Some programmers think, “I parse my input stream, and if I see something I don’t recognize, I have to abort.” While there are some obvious examples where this is appropriate, that may not always be a good idea. The graceful behavior when you encounter something you don’t recognize is to somehow pass that on to some other code that might. The ELF (extensible linking format from SVR4) world is a good example of this design philosophy. In Java, similar good behavior is exhibited by throwing an exception.

KM You’re actually touching on two things: one is to explore—to look for functionality or interfaces that you want to use before you use them, and not to infer anything from the version number; and the other is to design software so that it can look for the particular functionality it needs, but continues to operate even though there may be other functionality present that it doesn’t understand.

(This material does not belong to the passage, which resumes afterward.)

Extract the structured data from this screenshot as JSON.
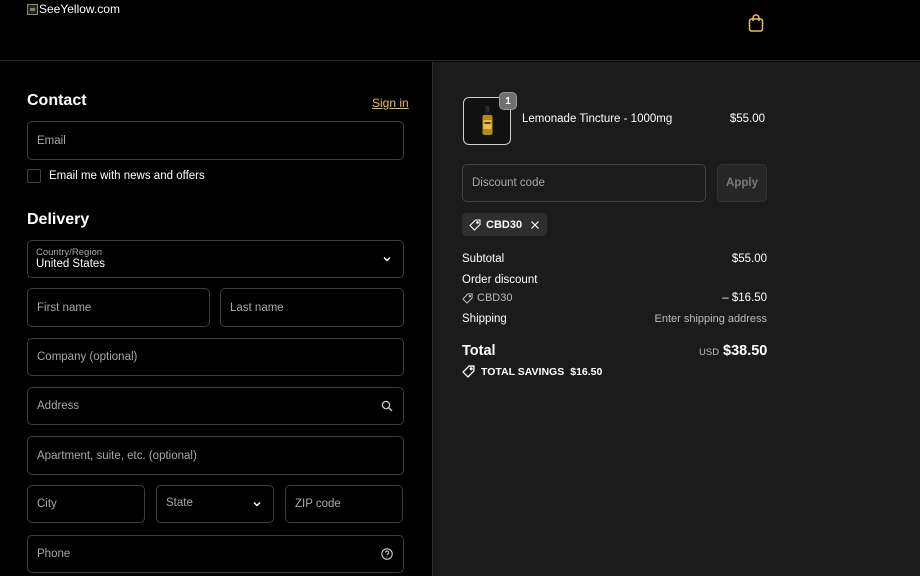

TM Robust software should always be designed with the expectation that new functionality has been added to the system after it was written.

KM People are deploying software systems over the Web. Do you have any thoughts about how all this relates to the Web services world or to those building Web-deployed functionality components?

TM I guess what makes this extra difficult is dealing with vastly more interface and implementation differences, across an even broader range of heterogeneous systems, all evolving at different rates. And, of course, it’s very likely that new functionality will be added, protocols extended, and so on. So anticipate it, don’t be surprised by it. Think about the likely extension mechanisms as part of the design.

Thinking more generally now, there’s so much that needs to be done. What I’m hoping is that this discussion may challenge our readers to think about solutions to some of these problems themselves. Indeed, if they read this interview and think, “Oh, the fool, he should look at this!” or, “Surely he’s heard of this?”, yes please, I’d definitely like to hear about those things.